As per chapter 15, there are regulatory barriers: "Investigators seeking to conduct research on cannabis or cannabinoids must navigate a series of review processes that may involve the National Institute on Drug Abuse (NIDA), the US Food and Drug Administration (FDA), the US Drug Enforcement Administration (DEA), institutional review boards, offices or departments in state government, state boards."

Layered on top of this are the barriers to supply. The University of Mississippi remains the sole supplier for all US-based research. But this supply does not reflect the changing marketplace, with hundreds of different products, strains, and potencies now widely accessible. Recent research has even determined that the federal research supply of cannabis is more akin to industrial hemp than to medical or recreational cannabis available in legal markets.

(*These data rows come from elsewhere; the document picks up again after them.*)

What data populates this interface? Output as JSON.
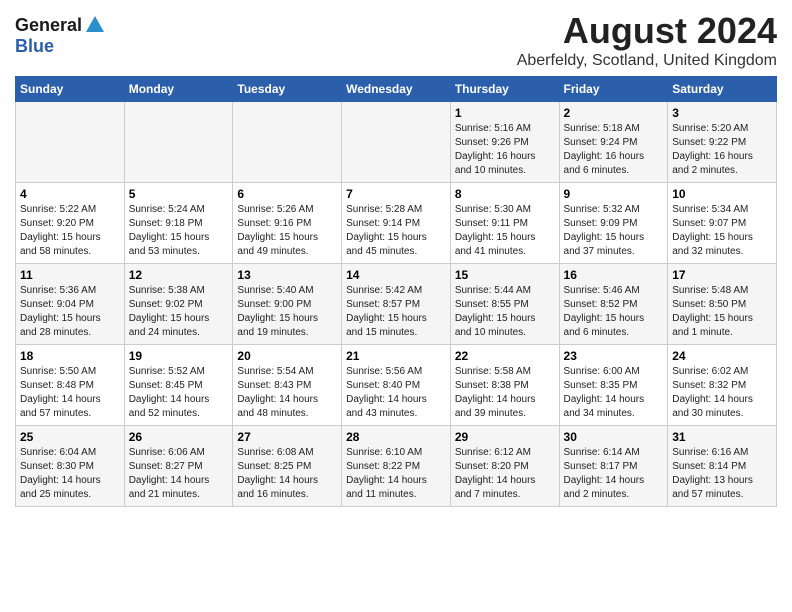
{
  "logo": {
    "general": "General",
    "blue": "Blue"
  },
  "title": "August 2024",
  "subtitle": "Aberfeldy, Scotland, United Kingdom",
  "days_of_week": [
    "Sunday",
    "Monday",
    "Tuesday",
    "Wednesday",
    "Thursday",
    "Friday",
    "Saturday"
  ],
  "weeks": [
    [
      {
        "day": "",
        "info": ""
      },
      {
        "day": "",
        "info": ""
      },
      {
        "day": "",
        "info": ""
      },
      {
        "day": "",
        "info": ""
      },
      {
        "day": "1",
        "info": "Sunrise: 5:16 AM\nSunset: 9:26 PM\nDaylight: 16 hours\nand 10 minutes."
      },
      {
        "day": "2",
        "info": "Sunrise: 5:18 AM\nSunset: 9:24 PM\nDaylight: 16 hours\nand 6 minutes."
      },
      {
        "day": "3",
        "info": "Sunrise: 5:20 AM\nSunset: 9:22 PM\nDaylight: 16 hours\nand 2 minutes."
      }
    ],
    [
      {
        "day": "4",
        "info": "Sunrise: 5:22 AM\nSunset: 9:20 PM\nDaylight: 15 hours\nand 58 minutes."
      },
      {
        "day": "5",
        "info": "Sunrise: 5:24 AM\nSunset: 9:18 PM\nDaylight: 15 hours\nand 53 minutes."
      },
      {
        "day": "6",
        "info": "Sunrise: 5:26 AM\nSunset: 9:16 PM\nDaylight: 15 hours\nand 49 minutes."
      },
      {
        "day": "7",
        "info": "Sunrise: 5:28 AM\nSunset: 9:14 PM\nDaylight: 15 hours\nand 45 minutes."
      },
      {
        "day": "8",
        "info": "Sunrise: 5:30 AM\nSunset: 9:11 PM\nDaylight: 15 hours\nand 41 minutes."
      },
      {
        "day": "9",
        "info": "Sunrise: 5:32 AM\nSunset: 9:09 PM\nDaylight: 15 hours\nand 37 minutes."
      },
      {
        "day": "10",
        "info": "Sunrise: 5:34 AM\nSunset: 9:07 PM\nDaylight: 15 hours\nand 32 minutes."
      }
    ],
    [
      {
        "day": "11",
        "info": "Sunrise: 5:36 AM\nSunset: 9:04 PM\nDaylight: 15 hours\nand 28 minutes."
      },
      {
        "day": "12",
        "info": "Sunrise: 5:38 AM\nSunset: 9:02 PM\nDaylight: 15 hours\nand 24 minutes."
      },
      {
        "day": "13",
        "info": "Sunrise: 5:40 AM\nSunset: 9:00 PM\nDaylight: 15 hours\nand 19 minutes."
      },
      {
        "day": "14",
        "info": "Sunrise: 5:42 AM\nSunset: 8:57 PM\nDaylight: 15 hours\nand 15 minutes."
      },
      {
        "day": "15",
        "info": "Sunrise: 5:44 AM\nSunset: 8:55 PM\nDaylight: 15 hours\nand 10 minutes."
      },
      {
        "day": "16",
        "info": "Sunrise: 5:46 AM\nSunset: 8:52 PM\nDaylight: 15 hours\nand 6 minutes."
      },
      {
        "day": "17",
        "info": "Sunrise: 5:48 AM\nSunset: 8:50 PM\nDaylight: 15 hours\nand 1 minute."
      }
    ],
    [
      {
        "day": "18",
        "info": "Sunrise: 5:50 AM\nSunset: 8:48 PM\nDaylight: 14 hours\nand 57 minutes."
      },
      {
        "day": "19",
        "info": "Sunrise: 5:52 AM\nSunset: 8:45 PM\nDaylight: 14 hours\nand 52 minutes."
      },
      {
        "day": "20",
        "info": "Sunrise: 5:54 AM\nSunset: 8:43 PM\nDaylight: 14 hours\nand 48 minutes."
      },
      {
        "day": "21",
        "info": "Sunrise: 5:56 AM\nSunset: 8:40 PM\nDaylight: 14 hours\nand 43 minutes."
      },
      {
        "day": "22",
        "info": "Sunrise: 5:58 AM\nSunset: 8:38 PM\nDaylight: 14 hours\nand 39 minutes."
      },
      {
        "day": "23",
        "info": "Sunrise: 6:00 AM\nSunset: 8:35 PM\nDaylight: 14 hours\nand 34 minutes."
      },
      {
        "day": "24",
        "info": "Sunrise: 6:02 AM\nSunset: 8:32 PM\nDaylight: 14 hours\nand 30 minutes."
      }
    ],
    [
      {
        "day": "25",
        "info": "Sunrise: 6:04 AM\nSunset: 8:30 PM\nDaylight: 14 hours\nand 25 minutes."
      },
      {
        "day": "26",
        "info": "Sunrise: 6:06 AM\nSunset: 8:27 PM\nDaylight: 14 hours\nand 21 minutes."
      },
      {
        "day": "27",
        "info": "Sunrise: 6:08 AM\nSunset: 8:25 PM\nDaylight: 14 hours\nand 16 minutes."
      },
      {
        "day": "28",
        "info": "Sunrise: 6:10 AM\nSunset: 8:22 PM\nDaylight: 14 hours\nand 11 minutes."
      },
      {
        "day": "29",
        "info": "Sunrise: 6:12 AM\nSunset: 8:20 PM\nDaylight: 14 hours\nand 7 minutes."
      },
      {
        "day": "30",
        "info": "Sunrise: 6:14 AM\nSunset: 8:17 PM\nDaylight: 14 hours\nand 2 minutes."
      },
      {
        "day": "31",
        "info": "Sunrise: 6:16 AM\nSunset: 8:14 PM\nDaylight: 13 hours\nand 57 minutes."
      }
    ]
  ]
}
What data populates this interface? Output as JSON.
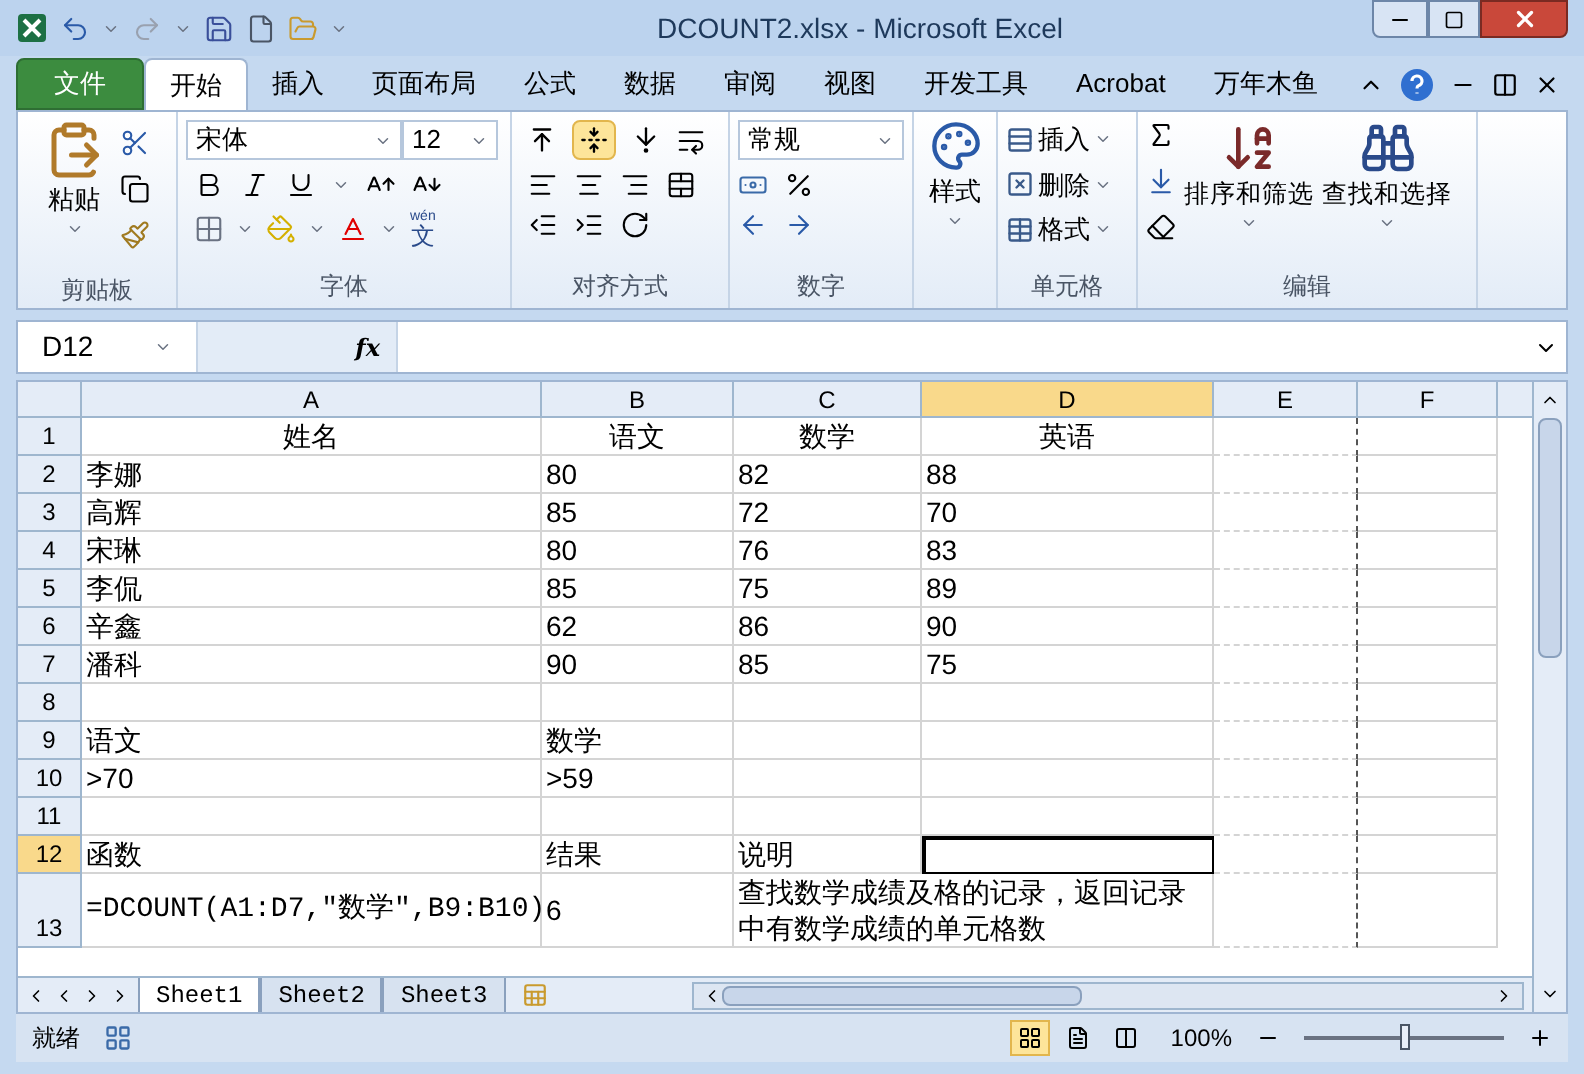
{
  "window": {
    "title": "DCOUNT2.xlsx - Microsoft Excel"
  },
  "tabs": [
    {
      "label": "文件",
      "kind": "file",
      "selected": false
    },
    {
      "label": "开始",
      "kind": "tab",
      "selected": true
    },
    {
      "label": "插入",
      "kind": "tab",
      "selected": false
    },
    {
      "label": "页面布局",
      "kind": "tab",
      "selected": false
    },
    {
      "label": "公式",
      "kind": "tab",
      "selected": false
    },
    {
      "label": "数据",
      "kind": "tab",
      "selected": false
    },
    {
      "label": "审阅",
      "kind": "tab",
      "selected": false
    },
    {
      "label": "视图",
      "kind": "tab",
      "selected": false
    },
    {
      "label": "开发工具",
      "kind": "tab",
      "selected": false
    },
    {
      "label": "Acrobat",
      "kind": "tab",
      "selected": false
    },
    {
      "label": "万年木鱼",
      "kind": "tab",
      "selected": false
    }
  ],
  "ribbon": {
    "clipboard": {
      "label": "剪贴板",
      "paste": "粘贴"
    },
    "font": {
      "label": "字体",
      "font_name": "宋体",
      "font_size": "12",
      "phonetic_annotation": "wén",
      "phonetic_glyph": "文"
    },
    "alignment": {
      "label": "对齐方式",
      "vertical": [
        {
          "kind": "top",
          "selected": false
        },
        {
          "kind": "middle",
          "selected": true
        },
        {
          "kind": "bottom",
          "selected": false
        }
      ]
    },
    "number": {
      "label": "数字",
      "format": "常规"
    },
    "styles": {
      "button": "样式"
    },
    "cells": {
      "label": "单元格",
      "items": [
        {
          "kind": "insert",
          "label": "插入"
        },
        {
          "kind": "delete",
          "label": "删除"
        },
        {
          "kind": "format",
          "label": "格式"
        }
      ]
    },
    "editing": {
      "label": "编辑",
      "sort": "排序和筛选",
      "find": "查找和选择"
    }
  },
  "formula_bar": {
    "name_box": "D12",
    "fx": "fx"
  },
  "grid": {
    "columns": [
      {
        "label": "A",
        "selected": false
      },
      {
        "label": "B",
        "selected": false
      },
      {
        "label": "C",
        "selected": false
      },
      {
        "label": "D",
        "selected": true
      },
      {
        "label": "E",
        "selected": false
      },
      {
        "label": "F",
        "selected": false
      }
    ],
    "rows": [
      {
        "number": "1",
        "kind": "header",
        "selected": false,
        "cells": {
          "A": "姓名",
          "B": "语文",
          "C": "数学",
          "D": "英语"
        }
      },
      {
        "number": "2",
        "kind": "data",
        "selected": false,
        "cells": {
          "A": "李娜",
          "B": "80",
          "C": "82",
          "D": "88"
        }
      },
      {
        "number": "3",
        "kind": "data",
        "selected": false,
        "cells": {
          "A": "高辉",
          "B": "85",
          "C": "72",
          "D": "70"
        }
      },
      {
        "number": "4",
        "kind": "data",
        "selected": false,
        "cells": {
          "A": "宋琳",
          "B": "80",
          "C": "76",
          "D": "83"
        }
      },
      {
        "number": "5",
        "kind": "data",
        "selected": false,
        "cells": {
          "A": "李侃",
          "B": "85",
          "C": "75",
          "D": "89"
        }
      },
      {
        "number": "6",
        "kind": "data",
        "selected": false,
        "cells": {
          "A": "辛鑫",
          "B": "62",
          "C": "86",
          "D": "90"
        }
      },
      {
        "number": "7",
        "kind": "data",
        "selected": false,
        "cells": {
          "A": "潘科",
          "B": "90",
          "C": "85",
          "D": "75"
        }
      },
      {
        "number": "8",
        "kind": "data",
        "selected": false,
        "cells": {}
      },
      {
        "number": "9",
        "kind": "data",
        "selected": false,
        "cells": {
          "A": "语文",
          "B": "数学"
        }
      },
      {
        "number": "10",
        "kind": "data",
        "selected": false,
        "cells": {
          "A": ">70",
          "B": ">59"
        }
      },
      {
        "number": "11",
        "kind": "data",
        "selected": false,
        "cells": {}
      },
      {
        "number": "12",
        "kind": "data",
        "selected": true,
        "cells": {
          "A": "函数",
          "B": "结果",
          "C": "说明"
        }
      },
      {
        "number": "13",
        "kind": "wrapped",
        "selected": false,
        "cells": {
          "A": "=DCOUNT(A1:D7,\"数学\",B9:B10)",
          "B": "6",
          "C": "查找数学成绩及格的记录，返回记录中有数学成绩的单元格数"
        }
      }
    ]
  },
  "sheets": [
    {
      "label": "Sheet1",
      "selected": true
    },
    {
      "label": "Sheet2",
      "selected": false
    },
    {
      "label": "Sheet3",
      "selected": false
    }
  ],
  "status_bar": {
    "state": "就绪",
    "views": [
      {
        "kind": "normal",
        "selected": true
      },
      {
        "kind": "layout",
        "selected": false
      },
      {
        "kind": "break",
        "selected": false
      }
    ],
    "zoom": "100%",
    "level": 0.5
  }
}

Finally, the Hellth assessment confirms what the National Academies Press reported in 2017: the funding is limited for cannabis research and specifically for pro-cannabis research. The review detailed how, in 2015, most funding supplied through the National Institute of Health fell under the NIDA's mandate, which traditionally views cannabis as a drug, not a medicine. Out of all the NIDA-directed funding, only 16.5 percent supported investigations into the therapeutic properties of cannabinoids. 

Hudson's assessment tool affirms what researchers have known for decades: the landscape of cannabis research is working against the advancement of cannabis as medicine. It's unequivocally biased against the plant, despite the therapeutic effects it's already known to have.

The Immediate Future is Private and State-Funded

As the piece in Science pointed out, limited pro-cannabis funding is a vicious cycle. On the one hand, "research is restricted because the U.S. Drug Enforcement Administration lists marijuana as a Schedule I drug, meaning it is considered to have a high potential for abuse and no evidence for medical benefits." On the other hand, "the threshold needed to demonstrate evidence of medical benefits is hard to reach because the research is restricted."

But as many professionals may realize, federal funding isn't the only way forward. Because of the continued restrictions and negative focus of federal funding, many organizations now work with private funders and state-based programs.

With the slow pace of most political change, it may be years yet before federal funding shifts its focus to the medicinal potential of cannabis. Until then, private funding is filling the gap and making critical breakthroughs about the therapeutic potential of both cannabis and the isolated cannabinoids.